The Lancet Oncology
Volume 18, No. 5, p663–671, May 2017
Toshiaki Takahashi, MD, Prof Takeharu Yamanaka, PhD, Takashi Seto, MD, Hideyuki Harada, MD, Hiroshi Nokihara, MD, Hideo Saka, MD, Makoto Nishio, MD, Hiroyasu Kaneda, MD, Koichi Takayama, MD, Osamu Ishimoto, MD, Koji Takeda, MD, Hiroshige Yoshioka, MD, Motoko Tachihara, MD, Hiroshi Sakai, MD, Koichi Goto, MD, Prof Nobuyuki Yamamoto, MD
Results from a previous phase 3 study suggested that prophylactic cranial irradiation reduces the incidence of symptomatic brain metastases and prolongs overall survival compared with no prophylactic cranial irradiation in patients with extensive-disease small-cell lung cancer. However, because of the absence of brain imaging before enrolment and variations in chemotherapeutic regimens and irradiation doses, concerns have been raised about these findings. We did a phase 3 trial to reassess the efficacy of prophylactic cranial irradiation in the treatment of extensive-disease small-cell lung cancer.

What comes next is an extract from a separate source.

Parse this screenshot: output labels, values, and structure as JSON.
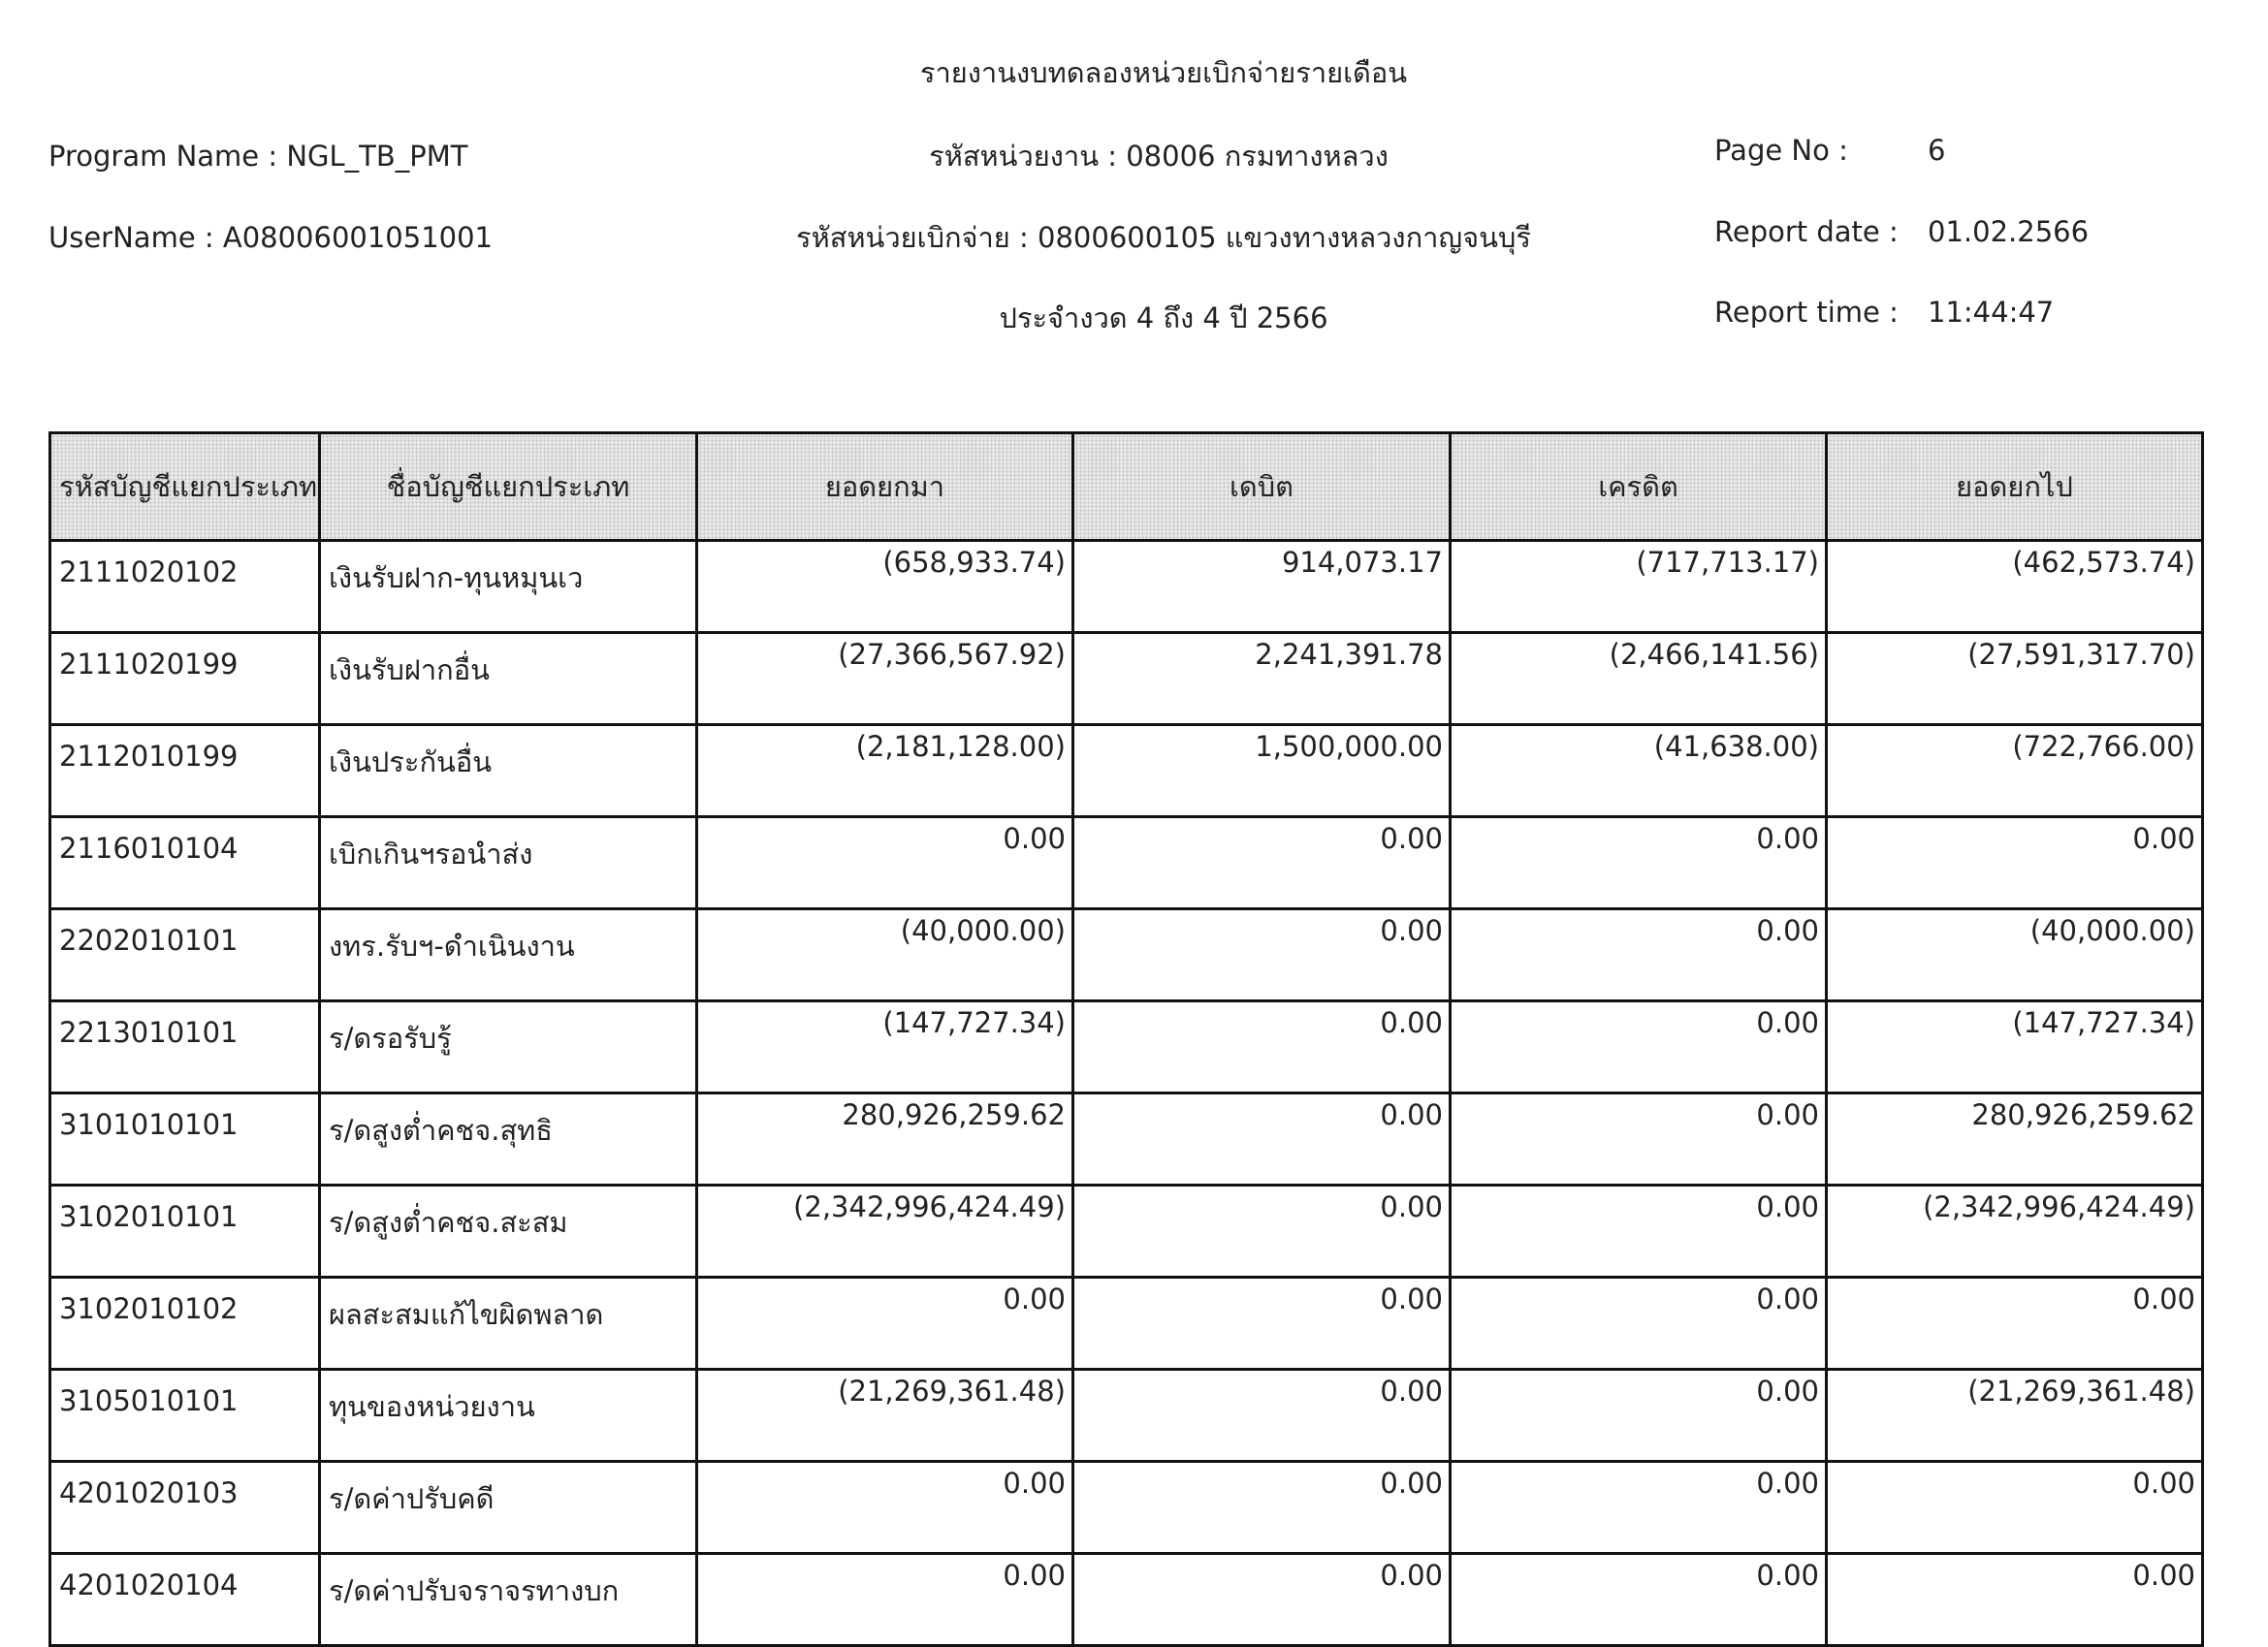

We did this randomised, open-label, phase 3 study at 47 institutions in Japan. Patients with extensive-disease small-cell lung cancer who had any response to platinum-based doublet chemotherapy and no brain metastases on MRI were randomly assigned (1:1) to receive prophylactic cranial irradiation (25 Gy in ten daily fractions of 2·5 Gy) or observation. All patients were required to have brain MRI at 3-month intervals up to 12 months and at 18 and 24 months after enrolment. Randomisation was done by computer-generated allocation sequence, with age as a stratification factor and minimisation by institution, Eastern Cooperative Oncology Group performance status, and response to initial chemotherapy. The primary endpoint was overall survival, analysed in the intention-to-treat population. This trial is registered with the UMIN Clinical Trials Registry, number UMIN000001755, and is closed to new participants.